Before the pandemic, all of those who shifted towards a pro-independence view had positive opinions of the EU, according to the research.

Professor Sir John Curtice and Ian Montagu also found most Scots are pessimistic about the consequences of Brexit.

New Year Honours List 2018 (PA Media)

The Scottish Centre for Social Research analysed data from Scottish Social Attitudes surveys conducted over the past several years.

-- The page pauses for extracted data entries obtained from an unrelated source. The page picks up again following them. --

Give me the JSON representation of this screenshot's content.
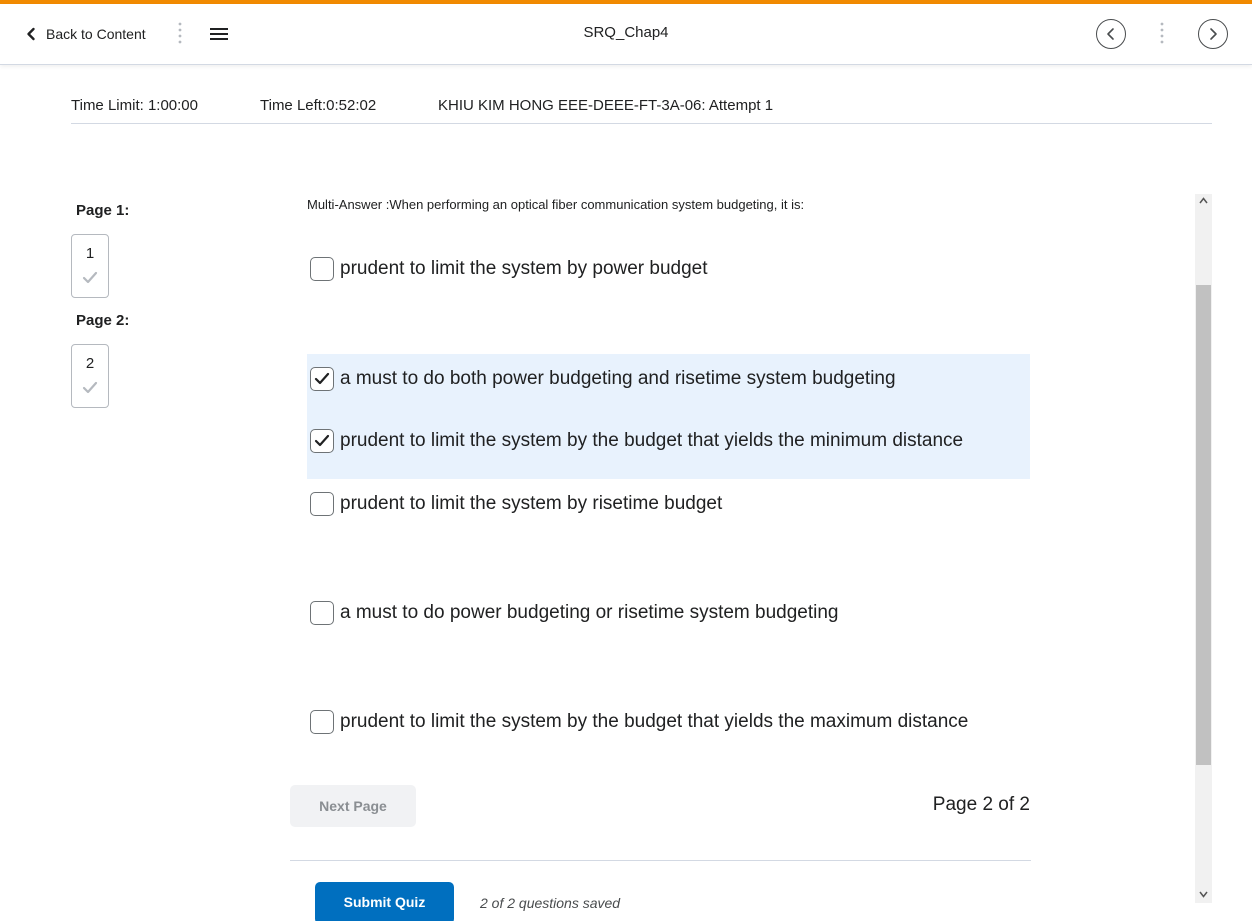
{
  "colors": {
    "accent": "#f18a00",
    "primary_button": "#006fbf",
    "highlight": "#e8f2fd"
  },
  "header": {
    "back_label": "Back to Content",
    "title": "SRQ_Chap4",
    "icons": [
      "chevron-left-icon",
      "vertical-dots-icon",
      "menu-icon",
      "previous-circle-icon",
      "next-circle-icon"
    ]
  },
  "quiz_info": {
    "time_limit": "Time Limit: 1:00:00",
    "time_left": "Time Left:0:52:02",
    "attempt": "KHIU KIM HONG EEE-DEEE-FT-3A-06: Attempt 1"
  },
  "sidebar": {
    "pages": [
      {
        "label": "Page 1:",
        "number": "1",
        "answered": true
      },
      {
        "label": "Page 2:",
        "number": "2",
        "answered": true
      }
    ]
  },
  "question": {
    "text": "Multi-Answer :When performing an optical fiber communication system budgeting, it is:",
    "options": [
      {
        "text": "prudent to limit the system by power budget",
        "checked": false
      },
      {
        "text": "a must to do both power budgeting and risetime system budgeting",
        "checked": true
      },
      {
        "text": "prudent to limit the system by the budget that yields the minimum distance",
        "checked": true
      },
      {
        "text": "prudent to limit the system by risetime budget",
        "checked": false
      },
      {
        "text": "a must to do power budgeting or risetime system budgeting",
        "checked": false
      },
      {
        "text": "prudent to limit the system by the budget that yields the maximum distance",
        "checked": false
      }
    ]
  },
  "footer": {
    "next_page_label": "Next Page",
    "page_indicator": "Page 2 of 2",
    "submit_label": "Submit Quiz",
    "saved_status": "2 of 2 questions saved"
  }
}
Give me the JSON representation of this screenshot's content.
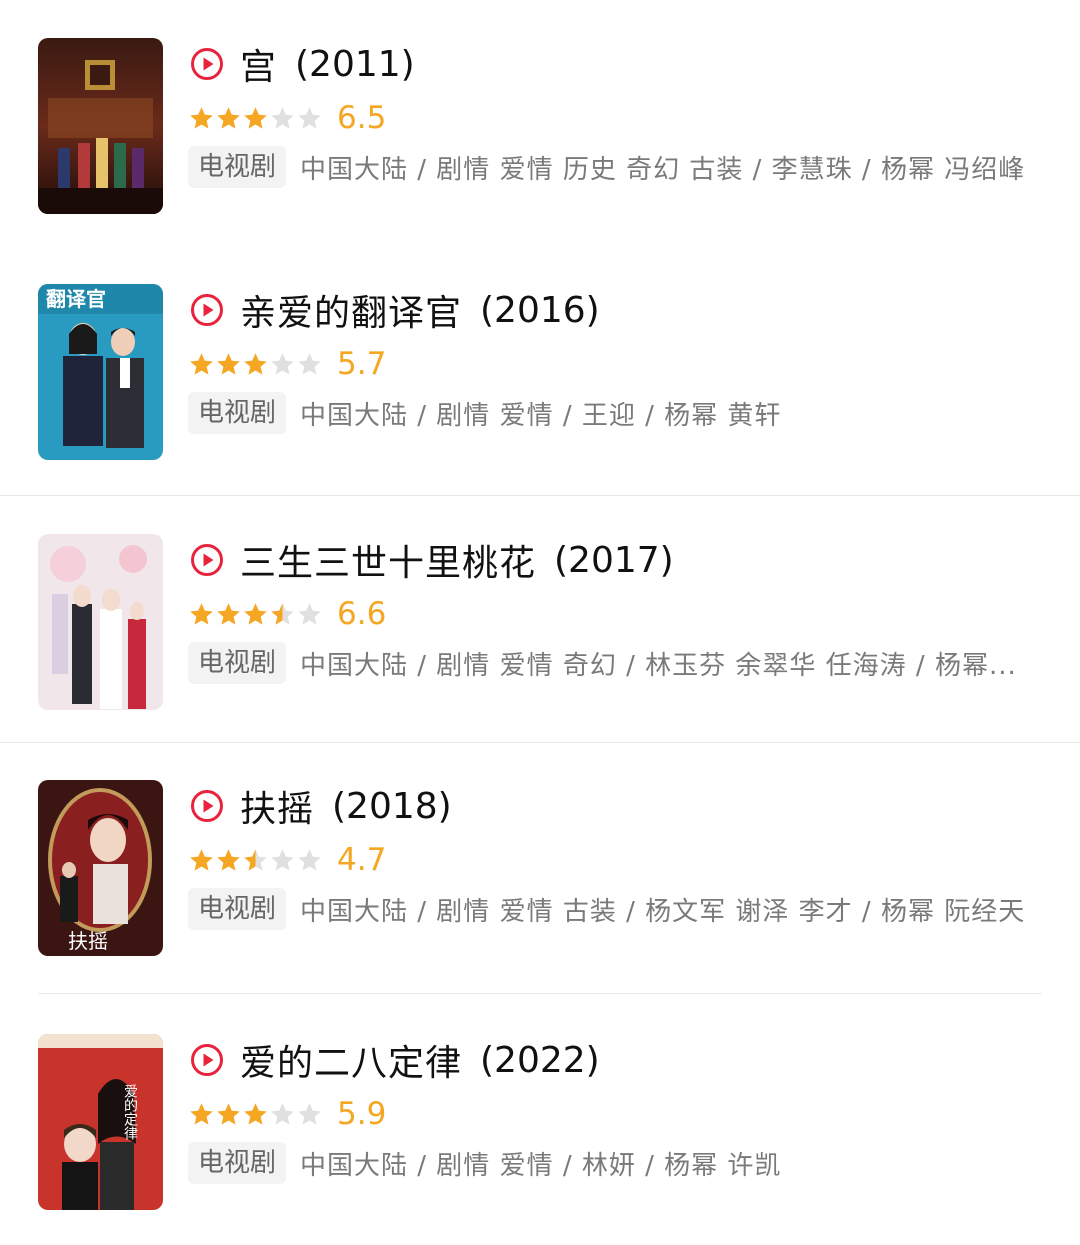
{
  "colors": {
    "accent_red": "#e8233b",
    "star_gold": "#f5a623",
    "star_gray": "#e0e0e0",
    "tag_bg": "#f3f3f3"
  },
  "items": [
    {
      "title": "宫",
      "year": "(2011)",
      "stars": 3,
      "rating": "6.5",
      "tag": "电视剧",
      "meta": "中国大陆 / 剧情 爱情 历史 奇幻 古装 / 李慧珠 / 杨幂 冯绍峰",
      "poster_icon": "poster-gong",
      "poster_text": ""
    },
    {
      "title": "亲爱的翻译官",
      "year": "(2016)",
      "stars": 3,
      "rating": "5.7",
      "tag": "电视剧",
      "meta": "中国大陆 / 剧情 爱情 / 王迎 / 杨幂 黄轩",
      "poster_icon": "poster-translator",
      "poster_text": "翻译官"
    },
    {
      "title": "三生三世十里桃花",
      "year": "(2017)",
      "stars": 3.5,
      "rating": "6.6",
      "tag": "电视剧",
      "meta": "中国大陆 / 剧情 爱情 奇幻 / 林玉芬 余翠华 任海涛 / 杨幂...",
      "poster_icon": "poster-peach-blossom",
      "poster_text": ""
    },
    {
      "title": "扶摇",
      "year": "(2018)",
      "stars": 2.5,
      "rating": "4.7",
      "tag": "电视剧",
      "meta": "中国大陆 / 剧情 爱情 古装 / 杨文军 谢泽 李才 / 杨幂 阮经天",
      "poster_icon": "poster-fuyao",
      "poster_text": "扶摇"
    },
    {
      "title": "爱的二八定律",
      "year": "(2022)",
      "stars": 3,
      "rating": "5.9",
      "tag": "电视剧",
      "meta": "中国大陆 / 剧情 爱情 / 林妍 / 杨幂 许凯",
      "poster_icon": "poster-love-law",
      "poster_text": "爱的定律"
    }
  ]
}
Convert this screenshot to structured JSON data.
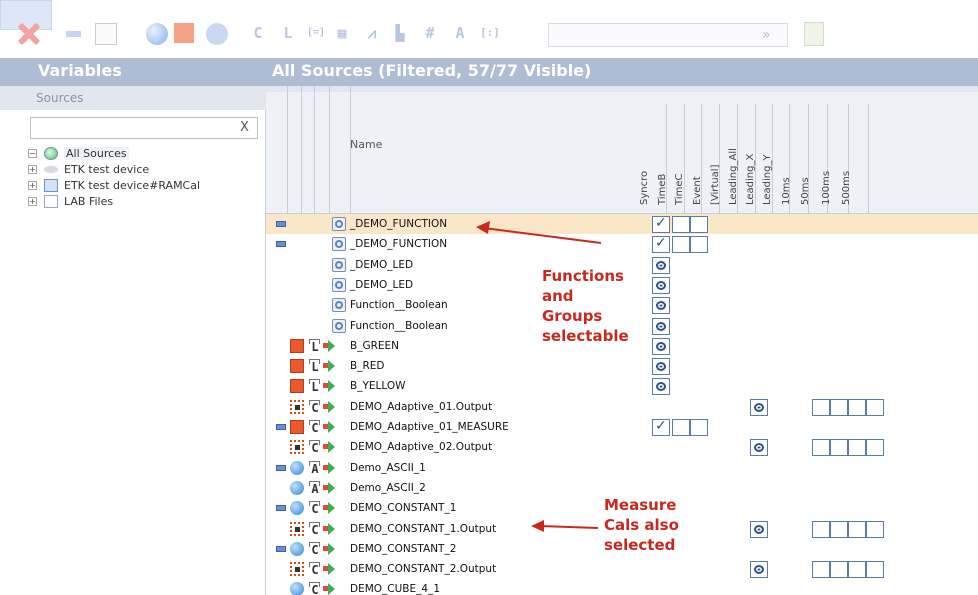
{
  "toolbar": {
    "items": [
      "delete-icon",
      "collapse-icon",
      "blank-box-icon",
      "sphere-icon",
      "square-icon",
      "wave-icon",
      "constant-icon",
      "lookup-icon",
      "range-icon",
      "grid-icon",
      "line-chart-icon",
      "bar-chart-icon",
      "hash-icon",
      "ascii-icon",
      "matrix-icon",
      "chevron-down-icon",
      "edit-note-icon"
    ],
    "combo_value": ""
  },
  "left_panel": {
    "title": "Variables",
    "sources_label": "Sources",
    "search": {
      "value": "",
      "placeholder": ""
    },
    "clear_label": "X",
    "tree": [
      {
        "label": "All Sources",
        "expander": "−",
        "icon": "globe-icon"
      },
      {
        "label": "ETK test device",
        "expander": "+",
        "icon": "device-icon"
      },
      {
        "label": "ETK test device#RAMCal",
        "expander": "+",
        "icon": "ram-icon"
      },
      {
        "label": "LAB Files",
        "expander": "+",
        "icon": "file-icon"
      }
    ]
  },
  "grid": {
    "title": "All Sources (Filtered, 57/77 Visible)",
    "name_header": "Name",
    "columns": [
      "Syncro",
      "TimeB",
      "TimeC",
      "Event",
      "[Virtual]",
      "Leading_All",
      "Leading_X",
      "Leading_Y",
      "10ms",
      "50ms",
      "100ms",
      "500ms"
    ],
    "rows": [
      {
        "name": "_DEMO_FUNCTION",
        "selected": true,
        "marker": true,
        "kind": "function",
        "syncro": "check",
        "tc": [
          "empty",
          "empty"
        ]
      },
      {
        "name": "_DEMO_FUNCTION",
        "selected": false,
        "marker": true,
        "kind": "function",
        "syncro": "check",
        "tc": [
          "empty",
          "empty"
        ]
      },
      {
        "name": "_DEMO_LED",
        "kind": "function",
        "syncro": "dot"
      },
      {
        "name": "_DEMO_LED",
        "kind": "function",
        "syncro": "dot"
      },
      {
        "name": "Function__Boolean",
        "kind": "function",
        "syncro": "dot"
      },
      {
        "name": "Function__Boolean",
        "kind": "function",
        "syncro": "dot"
      },
      {
        "name": "B_GREEN",
        "kind": "red-l",
        "type": "L",
        "syncro": "dot"
      },
      {
        "name": "B_RED",
        "kind": "red-l",
        "type": "L",
        "syncro": "dot"
      },
      {
        "name": "B_YELLOW",
        "kind": "red-l",
        "type": "L",
        "syncro": "dot"
      },
      {
        "name": "DEMO_Adaptive_01.Output",
        "kind": "chip",
        "type": "C",
        "leading": "dot",
        "rates": 4
      },
      {
        "name": "DEMO_Adaptive_01_MEASURE",
        "marker": true,
        "kind": "red-l",
        "type": "C",
        "syncro": "check",
        "tc": [
          "empty",
          "empty"
        ]
      },
      {
        "name": "DEMO_Adaptive_02.Output",
        "kind": "chip",
        "type": "C",
        "leading": "dot",
        "rates": 4
      },
      {
        "name": "Demo_ASCII_1",
        "marker": true,
        "kind": "ball",
        "type": "A"
      },
      {
        "name": "Demo_ASCII_2",
        "kind": "ball",
        "type": "A"
      },
      {
        "name": "DEMO_CONSTANT_1",
        "marker": true,
        "kind": "ball",
        "type": "C"
      },
      {
        "name": "DEMO_CONSTANT_1.Output",
        "kind": "chip",
        "type": "C",
        "leading": "dot",
        "rates": 4
      },
      {
        "name": "DEMO_CONSTANT_2",
        "marker": true,
        "kind": "ball",
        "type": "C"
      },
      {
        "name": "DEMO_CONSTANT_2.Output",
        "kind": "chip",
        "type": "C",
        "leading": "dot",
        "rates": 4
      },
      {
        "name": "DEMO_CUBE_4_1",
        "kind": "ball",
        "type": "C"
      }
    ]
  },
  "annotations": [
    {
      "text": "Functions and Groups selectable",
      "lines": [
        "Functions",
        "and",
        "Groups",
        "selectable"
      ],
      "color": "#c8281e"
    },
    {
      "text": "Measure Cals also selected",
      "lines": [
        "Measure",
        "Cals also",
        "selected"
      ],
      "color": "#c8281e"
    }
  ]
}
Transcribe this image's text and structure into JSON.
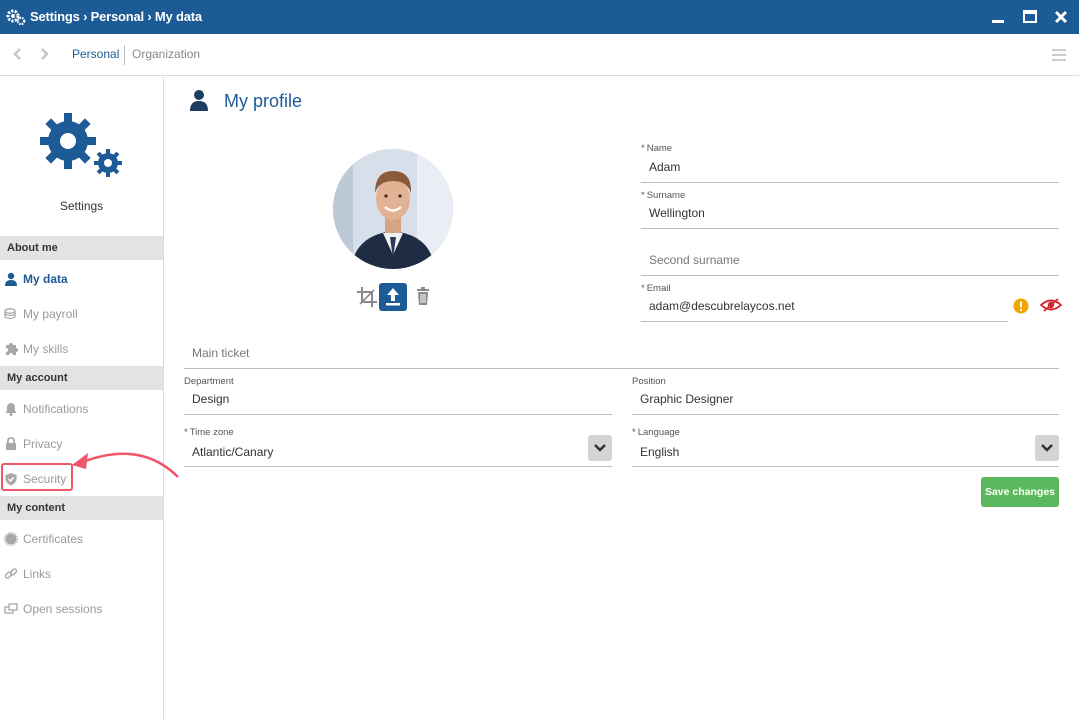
{
  "window": {
    "title": "Settings › Personal › My data",
    "icons": [
      "settings-gears-icon",
      "minimize-icon",
      "maximize-icon",
      "close-icon"
    ]
  },
  "toolbar": {
    "tabs": [
      {
        "label": "Personal",
        "active": true
      },
      {
        "label": "Organization",
        "active": false
      }
    ]
  },
  "sidebar": {
    "app_label": "Settings",
    "sections": [
      {
        "title": "About me",
        "items": [
          {
            "label": "My data",
            "icon": "user-icon",
            "active": true
          },
          {
            "label": "My payroll",
            "icon": "coins-icon"
          },
          {
            "label": "My skills",
            "icon": "puzzle-icon"
          }
        ]
      },
      {
        "title": "My account",
        "items": [
          {
            "label": "Notifications",
            "icon": "bell-icon"
          },
          {
            "label": "Privacy",
            "icon": "lock-icon"
          },
          {
            "label": "Security",
            "icon": "shield-icon"
          }
        ]
      },
      {
        "title": "My content",
        "items": [
          {
            "label": "Certificates",
            "icon": "certificate-icon"
          },
          {
            "label": "Links",
            "icon": "link-icon"
          },
          {
            "label": "Open sessions",
            "icon": "sessions-icon"
          }
        ]
      }
    ]
  },
  "main": {
    "title": "My profile",
    "fields": {
      "name": {
        "label": "Name",
        "required": "*",
        "value": "Adam"
      },
      "surname": {
        "label": "Surname",
        "required": "*",
        "value": "Wellington"
      },
      "second_surname": {
        "placeholder": "Second surname"
      },
      "email": {
        "label": "Email",
        "required": "*",
        "value": "adam@descubrelaycos.net"
      },
      "main_ticket": {
        "placeholder": "Main ticket"
      },
      "department": {
        "label": "Department",
        "value": "Design"
      },
      "position": {
        "label": "Position",
        "value": "Graphic Designer"
      },
      "time_zone": {
        "label": "Time zone",
        "required": "*",
        "value": "Atlantic/Canary"
      },
      "language": {
        "label": "Language",
        "required": "*",
        "value": "English"
      }
    },
    "save_label": "Save changes"
  },
  "colors": {
    "brand": "#1d5b96",
    "save": "#5cb85c",
    "highlight": "#f0576a",
    "warning": "#f0a500",
    "eye": "#d9232e"
  }
}
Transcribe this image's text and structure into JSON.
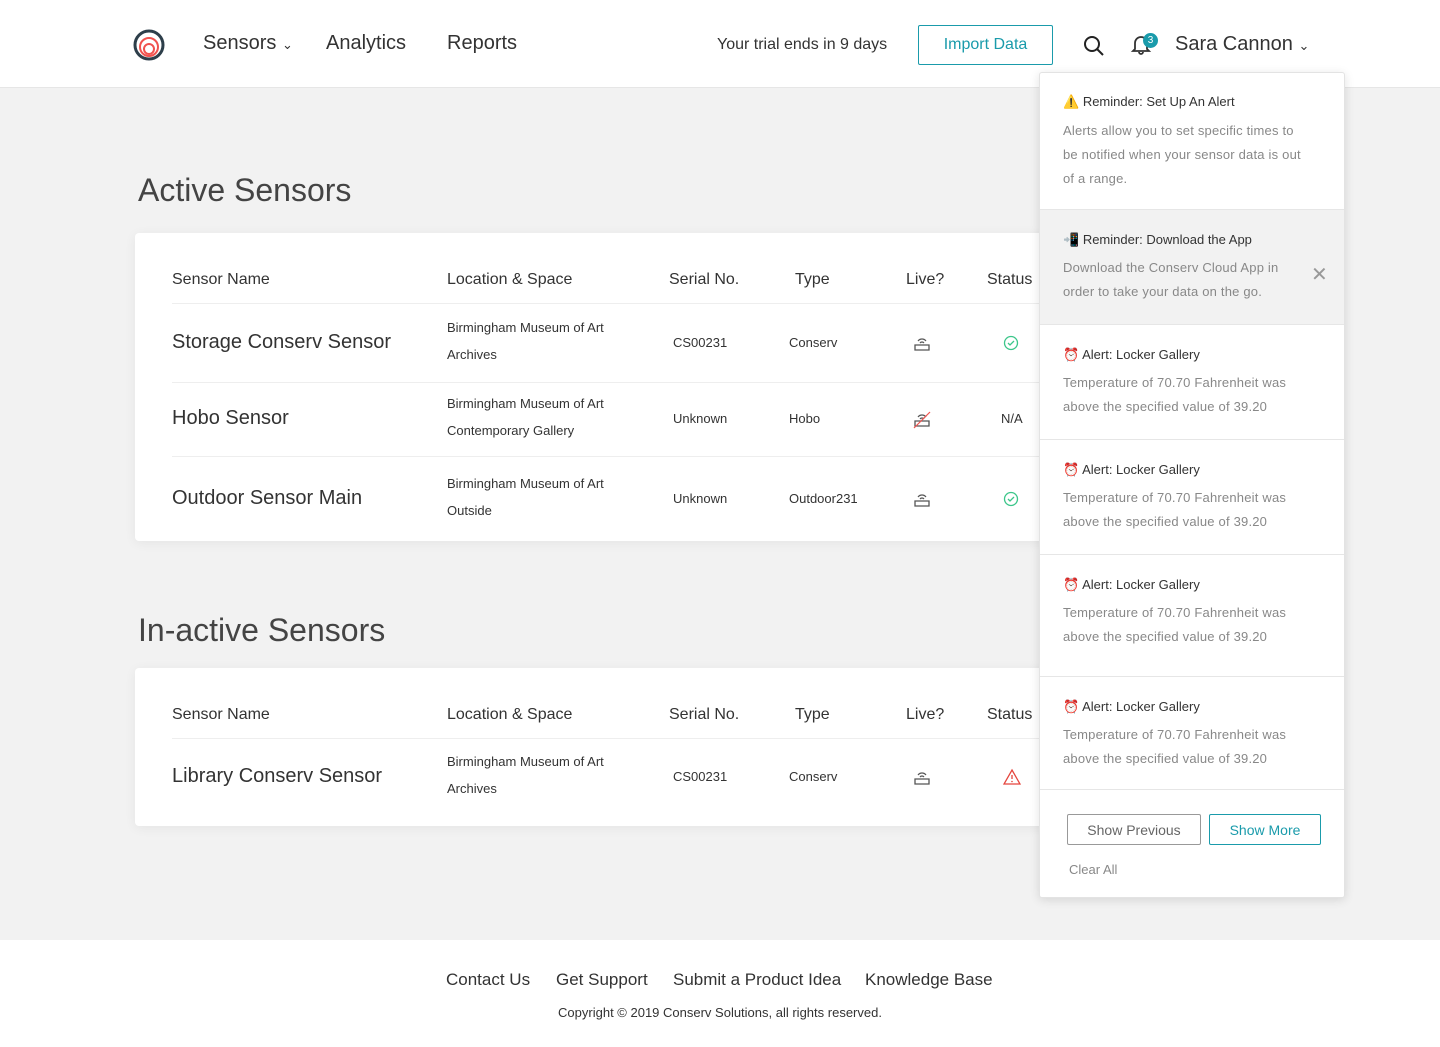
{
  "header": {
    "nav": [
      "Sensors",
      "Analytics",
      "Reports"
    ],
    "trial_text": "Your trial ends in 9 days",
    "import_label": "Import Data",
    "notification_count": "3",
    "user_name": "Sara Cannon"
  },
  "active": {
    "title": "Active Sensors",
    "columns": [
      "Sensor Name",
      "Location & Space",
      "Serial No.",
      "Type",
      "Live?",
      "Status"
    ],
    "rows": [
      {
        "name": "Storage Conserv Sensor",
        "loc1": "Birmingham Museum of Art",
        "loc2": "Archives",
        "serial": "CS00231",
        "type": "Conserv",
        "live": true,
        "status": "ok"
      },
      {
        "name": "Hobo Sensor",
        "loc1": "Birmingham Museum of Art",
        "loc2": "Contemporary Gallery",
        "serial": "Unknown",
        "type": "Hobo",
        "live": false,
        "status": "N/A"
      },
      {
        "name": "Outdoor Sensor Main",
        "loc1": "Birmingham Museum of Art",
        "loc2": "Outside",
        "serial": "Unknown",
        "type": "Outdoor231",
        "live": true,
        "status": "ok"
      }
    ]
  },
  "inactive": {
    "title": "In-active Sensors",
    "columns": [
      "Sensor Name",
      "Location & Space",
      "Serial No.",
      "Type",
      "Live?",
      "Status"
    ],
    "rows": [
      {
        "name": "Library Conserv Sensor",
        "loc1": "Birmingham Museum of Art",
        "loc2": "Archives",
        "serial": "CS00231",
        "type": "Conserv",
        "live": true,
        "status": "warning"
      }
    ]
  },
  "notifications": {
    "items": [
      {
        "icon": "⚠️",
        "title": "Reminder: Set Up An Alert",
        "body": "Alerts allow you to set specific times to be notified when your sensor data is out of a range."
      },
      {
        "icon": "📲",
        "title": "Reminder: Download the App",
        "body": "Download the Conserv Cloud App in order to take your data on the go."
      },
      {
        "icon": "⏰",
        "title": "Alert: Locker Gallery",
        "body": "Temperature of 70.70 Fahrenheit was above the specified value of 39.20"
      },
      {
        "icon": "⏰",
        "title": "Alert: Locker Gallery",
        "body": "Temperature of 70.70 Fahrenheit was above the specified value of 39.20"
      },
      {
        "icon": "⏰",
        "title": "Alert: Locker Gallery",
        "body": "Temperature of 70.70 Fahrenheit was above the specified value of 39.20"
      },
      {
        "icon": "⏰",
        "title": "Alert: Locker Gallery",
        "body": "Temperature of 70.70 Fahrenheit was above the specified value of 39.20"
      }
    ],
    "show_previous": "Show Previous",
    "show_more": "Show More",
    "clear_all": "Clear All"
  },
  "footer": {
    "links": [
      "Contact Us",
      "Get Support",
      "Submit a Product Idea",
      "Knowledge Base"
    ],
    "copyright": "Copyright © 2019 Conserv Solutions, all rights reserved."
  },
  "colors": {
    "accent": "#1a9bab",
    "ok": "#3cc68a",
    "warning": "#e5453d"
  }
}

The results of the 2019 survey were released at the end of September this year, covering the period between April 2019 and March 2020.

Of those who would vote Remain in another EU referendum, support for Scottish independence has gone from 44% in 2016 to 57% in the latest survey.

In contrast, among people who would vote Leave in another EU referendum, the proportion backing independence has fallen over the same period from 45% to 39%.

The survey also found 18% believe the UK’s economy would be better off in the wake of Brexit, while 43% feel Scotland’s economy would improve under independence.

Some 51% listed their “constitutional preference” as independence, while 36% backed devolution and 7% backed having no Scottish Parliament.

University of Strathclyde professor Sir John said: “For a while after the EU referendum, it looked as though the lack of support for Brexit in Scotland was failing to move the dial on public opinion about independence.

“Over time, however, the pursuit of Brexit has weakened many people’s views of the merits of the union.

“For a significant body of people in Scotland, independence inside the EU has now come to look more attractive than being part of a UK that is outside the EU.

“That may not have been either the wish or the intention of those who have advocated leaving the EU but that does not mean that they can afford to ignore the apparent consequences.”

The 2019 survey found 54% of those polled believe Scotland’s voice in the world would be stronger as an independent country, while 15% felt Brexit would lead to the UK having more global influence.

Meanwhile, 25% of people in Scotland felt that being part of the EU undermines the UK’s distinctive identity, while 62% feel that an independent Scotland would have more pride in itself.

Mike Russell with poster (PA Archive)

Scotland’s Constitution Secretary Mike Russell said: “This survey shows that there has been a fundamental shift in the national mood in Scotland in favour of independence.

“The people of Scotland overwhelmingly reject Brexit and the narrow, isolationist stance of Boris Johnson’s Government and believe Scotland will prosper as an independent country.”

He added: “The Tories have removed Scotland from the EU against our will and are now, unbelievably, threatening to impose a disastrous hard Brexit in the middle of a pandemic and economic recession.

“As an independent member of the EU we will be an equal partner with our friends in the rest of the UK and Europe.”